Ève-Marie Lortie et sa fille Corinne poursuivent leur rêve
Ève-Marie Lortie anime «Salut Bonjour» en semaine dès 6 h 30, à TVA et TVA+.
Michèle Lemieux
Ève-Marie Lortie ne pourrait être plus fière. Après avoir élevé sa fille seule, et en dépit des contraintes de son emploi, elle voit aujourd’hui Corinne voler de ses propres ailes et suivre ses traces. Malgré un lien symbiotique, mère et fille ont réussi à se laisser l’espace nécessaire pour se déployer et poursuivre leur rêve.

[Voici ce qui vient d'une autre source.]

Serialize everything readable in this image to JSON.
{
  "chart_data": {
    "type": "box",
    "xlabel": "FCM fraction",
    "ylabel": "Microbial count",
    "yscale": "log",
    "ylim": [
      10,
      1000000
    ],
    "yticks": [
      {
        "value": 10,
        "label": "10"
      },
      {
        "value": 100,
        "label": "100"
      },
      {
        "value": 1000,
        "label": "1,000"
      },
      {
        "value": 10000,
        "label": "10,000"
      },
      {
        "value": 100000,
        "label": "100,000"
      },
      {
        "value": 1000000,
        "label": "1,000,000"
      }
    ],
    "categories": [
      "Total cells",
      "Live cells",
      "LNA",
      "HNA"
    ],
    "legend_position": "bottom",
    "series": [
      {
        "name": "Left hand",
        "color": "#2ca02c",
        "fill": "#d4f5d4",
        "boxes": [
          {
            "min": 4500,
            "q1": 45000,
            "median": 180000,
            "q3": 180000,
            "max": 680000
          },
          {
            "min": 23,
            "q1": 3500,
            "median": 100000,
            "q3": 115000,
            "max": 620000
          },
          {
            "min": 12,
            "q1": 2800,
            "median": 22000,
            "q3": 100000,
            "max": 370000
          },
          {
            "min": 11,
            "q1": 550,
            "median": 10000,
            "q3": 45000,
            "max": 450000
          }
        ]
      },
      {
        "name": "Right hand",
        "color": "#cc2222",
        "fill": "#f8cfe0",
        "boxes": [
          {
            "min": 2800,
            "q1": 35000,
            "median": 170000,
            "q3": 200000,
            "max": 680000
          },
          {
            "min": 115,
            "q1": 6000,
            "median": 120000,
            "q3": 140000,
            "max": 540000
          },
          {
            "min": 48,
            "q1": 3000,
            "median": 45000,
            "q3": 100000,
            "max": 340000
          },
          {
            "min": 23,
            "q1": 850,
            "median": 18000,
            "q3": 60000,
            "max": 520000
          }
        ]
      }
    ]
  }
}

• À lire aussi: Ève-Marie Lortie a remis son tablier «MasterChef» pour une occasion bien spéciale
• À lire aussi: Le fils de Linda Malo sur les traces de sa mère et de son grand-père, Yves Corbeil
Ève-Marie, comment s’est passée ta première saison à la barre de Salut Bonjour sur semaine?
Le bilan est plus que positif, en ce qui me concerne. C’est le rythme de travail soutenu dont j'avais envie dans ma vie. J’ai réussi à garder un équilibre dans l'horaire de travail de nuit, mais j'ai aussi pu sortir pour assister à quelques premières de spectacles. J'en ai vraiment profité. L'idée, en m'installant à Montréal, était de profiter de ce que la ville avait à offrir, et c’est ce que j’ai fait.
Que comptes-tu faire de ton été?
Je terminerai en juin pour reprendre au mois d'août. Pendant les vacances, mon amoureux et moi avons prévu un voyage en Provence. Nous passerons le reste de l'été dans nos terres, à l’Anse-Saint-Jean.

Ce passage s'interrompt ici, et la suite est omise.